Mike Birnbaum, Penny now saw, was a short, slender man in his early twenties, with a downy black beard and dark eyes. Bob Price, the man Al had spoken with on the radio, was tall, gaunt and very blond, with a silver ring in one ear; it gave him a piratical look, but Penny wondered how he kept from freezing his earlobe. Earl Bollinger, the third man, was a round-faced black, even bigger than Howie O’Rourke, with a meticulously trimmed goatee.

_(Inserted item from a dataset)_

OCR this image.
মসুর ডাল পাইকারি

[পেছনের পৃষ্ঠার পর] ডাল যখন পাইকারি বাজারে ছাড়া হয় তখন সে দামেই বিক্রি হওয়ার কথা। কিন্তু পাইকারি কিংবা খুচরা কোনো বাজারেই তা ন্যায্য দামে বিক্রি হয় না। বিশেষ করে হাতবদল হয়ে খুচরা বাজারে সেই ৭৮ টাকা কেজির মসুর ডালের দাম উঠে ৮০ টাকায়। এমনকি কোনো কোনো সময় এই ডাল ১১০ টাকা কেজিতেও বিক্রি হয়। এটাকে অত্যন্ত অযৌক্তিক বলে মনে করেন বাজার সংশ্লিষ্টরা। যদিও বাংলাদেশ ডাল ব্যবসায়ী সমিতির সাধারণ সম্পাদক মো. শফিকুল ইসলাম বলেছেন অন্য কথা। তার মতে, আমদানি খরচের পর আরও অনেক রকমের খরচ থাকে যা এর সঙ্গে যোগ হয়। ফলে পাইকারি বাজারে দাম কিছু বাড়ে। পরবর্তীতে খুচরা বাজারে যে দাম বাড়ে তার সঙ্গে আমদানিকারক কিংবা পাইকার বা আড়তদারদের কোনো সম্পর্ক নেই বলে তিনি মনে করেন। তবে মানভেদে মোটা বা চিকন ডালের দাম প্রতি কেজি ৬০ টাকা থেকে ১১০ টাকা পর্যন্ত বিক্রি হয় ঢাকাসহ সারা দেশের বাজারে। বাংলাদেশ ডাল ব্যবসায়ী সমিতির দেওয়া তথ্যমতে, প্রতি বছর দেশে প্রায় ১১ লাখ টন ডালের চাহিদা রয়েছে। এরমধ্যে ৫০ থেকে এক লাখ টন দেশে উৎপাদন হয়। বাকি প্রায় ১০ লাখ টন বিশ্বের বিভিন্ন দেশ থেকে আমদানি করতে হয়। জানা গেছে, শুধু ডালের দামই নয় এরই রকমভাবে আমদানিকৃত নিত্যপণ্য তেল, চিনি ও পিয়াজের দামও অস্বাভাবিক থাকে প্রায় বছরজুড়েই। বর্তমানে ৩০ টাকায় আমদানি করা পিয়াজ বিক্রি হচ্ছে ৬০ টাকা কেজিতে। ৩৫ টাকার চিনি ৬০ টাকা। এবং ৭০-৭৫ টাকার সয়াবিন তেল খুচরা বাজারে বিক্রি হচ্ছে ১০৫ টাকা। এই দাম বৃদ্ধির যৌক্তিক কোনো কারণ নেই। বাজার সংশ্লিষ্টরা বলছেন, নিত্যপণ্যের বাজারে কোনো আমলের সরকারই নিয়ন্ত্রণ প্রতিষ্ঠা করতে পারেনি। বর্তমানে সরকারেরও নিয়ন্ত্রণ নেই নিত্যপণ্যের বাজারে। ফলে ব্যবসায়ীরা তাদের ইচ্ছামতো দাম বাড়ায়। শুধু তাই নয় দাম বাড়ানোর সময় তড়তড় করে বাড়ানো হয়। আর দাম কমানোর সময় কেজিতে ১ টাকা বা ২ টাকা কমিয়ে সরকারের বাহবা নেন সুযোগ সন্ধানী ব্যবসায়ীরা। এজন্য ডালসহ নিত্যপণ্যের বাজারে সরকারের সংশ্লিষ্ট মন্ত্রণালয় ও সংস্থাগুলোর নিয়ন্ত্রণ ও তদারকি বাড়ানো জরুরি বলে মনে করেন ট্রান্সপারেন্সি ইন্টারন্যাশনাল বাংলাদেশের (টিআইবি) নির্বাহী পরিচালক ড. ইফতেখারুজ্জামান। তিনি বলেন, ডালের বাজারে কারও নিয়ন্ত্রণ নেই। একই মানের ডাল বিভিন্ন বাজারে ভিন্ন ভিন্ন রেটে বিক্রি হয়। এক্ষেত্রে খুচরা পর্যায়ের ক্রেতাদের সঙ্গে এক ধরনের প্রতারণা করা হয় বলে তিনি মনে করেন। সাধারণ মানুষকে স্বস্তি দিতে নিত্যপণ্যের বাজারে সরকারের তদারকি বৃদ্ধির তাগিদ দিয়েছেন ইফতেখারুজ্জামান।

“It’s really great to see you,” Bob said. “Would you like some lunch?”
They all sat down at a table near a big oil-burning range; Bob served them corned-beef sandwiches on fresh rye bread, fried potatoes, bean salad and canned peaches.
Over coffee the geologists described how they had been caught by the quake; they’d had to clear a frozen fuel pump before they could get back to McMurdo Sound. They had finally reached Outer Willy a couple of days after Al and Max had tried to land there; seeing Erebus in continued eruption, the geologists had stayed put. As their ice island had moved past Hut Point Peninsula, ash falls had nearly buried the buildings, but a change in wind direction had saved them from the worst of it. Outer Willy had moved rapidly down McMurdo Sound, and hadn’t frozen into the new Shelf until June.
The geologists weren’t surprised to learn that the earth’s magnetic field had reversed, since their own compasses had behaved crazily since last summer. They listened with professional interest to Al’s description of the effects and extent of the surge.
“Sounds like you folks have had a lot of fun,” Bob remarked. “Least you’ve been getting out and seeing things. We’ve been sitting on our butts for six months, wondering what the hell’s been going on.”
“Well, here’s your big chance to see the world,” Al said. “We’re planning to check out Cape Hallett. If there’s gas, we’ll go on to the Balleny Islands and maybe even New Zealand. If not, we’ll hole up at Hallett till spring.”
Bob lit a cigarette and looked thoughtfully across the hut; then he looked at Penny. She recognised something in that look. He was a calculator, like Steve, a weigher of costs and benefits.